Al amigo cortinero le gustaba vestir bien, a la usanza de los años 50: pantalón blanco de dril cien, pulóver color entero, zapatos de dos tonos y un elegante sombrero de pana. ¡Ah, y un guillo de oro en la mano derecha! Él vivía enamorado de una joven que estudiaba en la Normal para Maestros, y tanta era su pasión que en sus tarjeticas de presentación ponía el nombre de la joven como nombre de su taller, casi siempre acompañada de unas simpáticas décimas.

El joven era tímido. Con razones no se atrevía a dirigirse a la casa de la pretendida porque la mamá de ella era “de armas tomar”; se mandaba un malgenio de anjá. O digamos que esperaba para su hija que llegara el mismísimo príncipe de Gales a pedir su mano.

Sin más opciones, contrató a un trío para darle una serenata. Cienfuegos, tierra siempre fecunda en músicos y cantantes, contaba con muchos tríos de aficionados que se buscaban sus centavos en serenatas y canturías. Uno de ellos se llamaba Trío Arizona, cuyo guitarrista era Luis Noaya (este nombre si es verdadero), joven noble que se ganaba el sustento como carpintero. Habló con los miembros del trío, y ¡trato hecho!

A eso de las once de la noche y desde la puerta de mi casa, próxima a la homenajeada, presencié cuando el trío llegó frente a su ventana y comenzó a entonar el bolero La Hiedra.

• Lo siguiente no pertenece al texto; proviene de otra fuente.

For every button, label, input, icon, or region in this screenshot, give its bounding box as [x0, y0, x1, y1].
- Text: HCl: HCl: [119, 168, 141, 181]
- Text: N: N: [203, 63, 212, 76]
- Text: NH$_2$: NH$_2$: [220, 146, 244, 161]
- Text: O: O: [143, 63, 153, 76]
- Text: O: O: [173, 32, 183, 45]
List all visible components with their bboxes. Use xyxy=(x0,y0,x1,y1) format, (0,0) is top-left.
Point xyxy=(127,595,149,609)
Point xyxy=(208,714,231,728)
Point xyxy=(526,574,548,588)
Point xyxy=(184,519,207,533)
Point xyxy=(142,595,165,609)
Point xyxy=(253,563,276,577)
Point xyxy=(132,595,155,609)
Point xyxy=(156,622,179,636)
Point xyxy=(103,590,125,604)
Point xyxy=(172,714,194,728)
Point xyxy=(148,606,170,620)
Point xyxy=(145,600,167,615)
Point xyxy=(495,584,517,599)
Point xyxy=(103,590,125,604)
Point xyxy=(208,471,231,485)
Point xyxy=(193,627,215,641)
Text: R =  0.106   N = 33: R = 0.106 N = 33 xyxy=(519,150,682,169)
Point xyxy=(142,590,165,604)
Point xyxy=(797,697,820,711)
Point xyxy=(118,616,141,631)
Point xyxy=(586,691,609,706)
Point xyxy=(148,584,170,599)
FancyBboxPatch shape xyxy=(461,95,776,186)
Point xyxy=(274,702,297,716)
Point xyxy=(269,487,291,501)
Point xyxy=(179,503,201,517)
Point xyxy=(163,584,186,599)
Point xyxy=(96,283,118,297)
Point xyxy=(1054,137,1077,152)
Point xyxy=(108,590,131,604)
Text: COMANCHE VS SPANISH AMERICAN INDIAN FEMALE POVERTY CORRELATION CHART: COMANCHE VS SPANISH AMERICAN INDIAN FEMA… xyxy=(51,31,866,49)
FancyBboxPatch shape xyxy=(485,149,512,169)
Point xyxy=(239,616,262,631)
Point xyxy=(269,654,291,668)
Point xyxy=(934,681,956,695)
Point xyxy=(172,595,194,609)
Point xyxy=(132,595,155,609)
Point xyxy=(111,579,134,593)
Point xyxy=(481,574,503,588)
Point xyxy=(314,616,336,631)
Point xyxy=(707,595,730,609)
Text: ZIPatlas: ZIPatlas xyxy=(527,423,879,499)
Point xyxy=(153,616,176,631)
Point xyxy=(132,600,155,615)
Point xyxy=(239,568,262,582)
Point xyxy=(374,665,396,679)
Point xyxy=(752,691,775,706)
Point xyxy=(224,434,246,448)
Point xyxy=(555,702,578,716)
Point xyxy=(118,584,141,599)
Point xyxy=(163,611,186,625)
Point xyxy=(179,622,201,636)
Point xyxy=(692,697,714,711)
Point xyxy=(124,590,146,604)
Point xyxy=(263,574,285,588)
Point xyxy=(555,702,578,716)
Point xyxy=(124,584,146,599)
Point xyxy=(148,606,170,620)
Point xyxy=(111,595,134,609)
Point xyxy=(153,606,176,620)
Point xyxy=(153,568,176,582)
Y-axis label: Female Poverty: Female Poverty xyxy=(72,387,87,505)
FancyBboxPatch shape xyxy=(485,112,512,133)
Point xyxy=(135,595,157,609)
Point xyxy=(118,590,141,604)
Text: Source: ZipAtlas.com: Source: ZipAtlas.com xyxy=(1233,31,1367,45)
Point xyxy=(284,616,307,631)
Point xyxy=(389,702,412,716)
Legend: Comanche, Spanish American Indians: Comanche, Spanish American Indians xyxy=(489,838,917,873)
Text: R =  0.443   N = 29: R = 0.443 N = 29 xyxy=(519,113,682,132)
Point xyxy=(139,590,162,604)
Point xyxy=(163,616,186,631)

Muchos vecinos que salían a disfrutar de la serenata,elogiaban al trío, ya que lo hacían muy bien.

Al terminar de cantar se mantuvieron en su puesto; de buenas a primeras la madre de la joven abrió un postigo de la ventana con la luz de la sala apagada, y soltó un portazo que espantó al trío quienes se marcharon de prisa para evitar un mal mayor.

El enamorado, que estaba junto a los músicos, se dio tremendo susto por la intempestiva reacción de la que él aspiraba a que fuera su mamá suegra. Una vez desaparecidos los actores, la señora abrió la puerta y soltó un suculento cubo lleno de agua hacia la acera. Suerte que ya no había nadie.

Fueron muchos los días y las noches que el joven y laborioso cortinero puso pies en polvorosa. Dejó de vérsele como acostumbraba ir de noche a la bodega de la esquina para tomar alguna cerveza y conversar animadamente con el vecindario.

Han pasado más de sesenta años de aquella jornada infructuosa, pero lo alentador es que hoy en día en Cienfuegos se siguen dando serenatas sin – que yo sepa – aparezcan comportamientos irreverentes como el de aquella pretérita ocasión.

Más de una vez me encuentro con el Mariachi Los Reyes tocando música mexicana y de autores cubanos en cumpleaños, fiestas a quinceañeras, declaraciones de enamorados y bienvenidas. Tan pronto hacen sonar sus instrumentos los vecinos se agrupan y hasta los acompañan. Esas ocasiones me hacen recordar las que presencié en México.

Son un acontecimiento respetuoso y de buen gusto que da cuenta de lo populares que resultan las serenatas entre nosotros. Algo que las reafirma como una usanza de toda América Latina y el Caribe. Un gesto elegante que deberíamos salvaguardar.